À l’époque, j’étais encore actif à la LCR-SAP et je l’ai rencontré à plusieurs reprises. Je me suis aussi retrouvé à ses côtés lors d’une conférence publique. Il s’est toujours montré un partenaire de conversation modeste, correct et calme avec qui il était même possible d’évoquer posément des désaccords. Je me souviens du discours qu’il a tenu sur la tombe d’un ami et camarade mort tragiquement en 2001. Dans ce cimetière froid de Jumet, il a parlé de ce triste arc-en-ciel en se référant au gouvernement belge.
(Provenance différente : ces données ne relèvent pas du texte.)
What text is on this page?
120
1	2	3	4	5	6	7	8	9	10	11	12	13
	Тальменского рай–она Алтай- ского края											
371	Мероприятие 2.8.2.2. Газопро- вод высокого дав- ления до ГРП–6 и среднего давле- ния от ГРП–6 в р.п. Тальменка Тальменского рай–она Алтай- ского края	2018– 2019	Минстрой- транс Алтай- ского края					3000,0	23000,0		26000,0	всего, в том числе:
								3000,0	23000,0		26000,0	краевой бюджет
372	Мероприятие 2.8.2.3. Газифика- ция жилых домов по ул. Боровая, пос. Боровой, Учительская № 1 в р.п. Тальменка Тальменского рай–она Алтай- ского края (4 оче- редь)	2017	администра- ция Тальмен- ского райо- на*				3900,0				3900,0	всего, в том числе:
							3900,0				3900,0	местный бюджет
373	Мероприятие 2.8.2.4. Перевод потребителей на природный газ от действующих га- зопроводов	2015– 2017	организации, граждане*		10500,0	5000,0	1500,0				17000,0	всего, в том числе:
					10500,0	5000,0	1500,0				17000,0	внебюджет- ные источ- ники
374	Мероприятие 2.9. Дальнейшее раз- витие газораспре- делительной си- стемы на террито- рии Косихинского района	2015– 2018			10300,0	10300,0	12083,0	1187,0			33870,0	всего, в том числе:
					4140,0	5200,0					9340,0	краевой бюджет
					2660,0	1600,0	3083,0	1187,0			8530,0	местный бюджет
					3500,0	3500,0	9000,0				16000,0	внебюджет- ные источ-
En 2003, il a quitté la politique. Il ne voulait plus construire un autre mouvement politique après la déception vécue dans le parti qu’il avait contribué à construire. Il a suivi des études de droit et poursuivi la lutte pour un autre monde sur un autre front. D’un côté nous trouvions cela dommage, d’un autre côté, cela forçait le respect. Un homme respectable. N’oublions pas que du temps de la Commission Durtroux il était quasiment l’homme politique le plus populaire en Belgique francophone. Et il a ensuite volontairement disparu du feu des projecteurs…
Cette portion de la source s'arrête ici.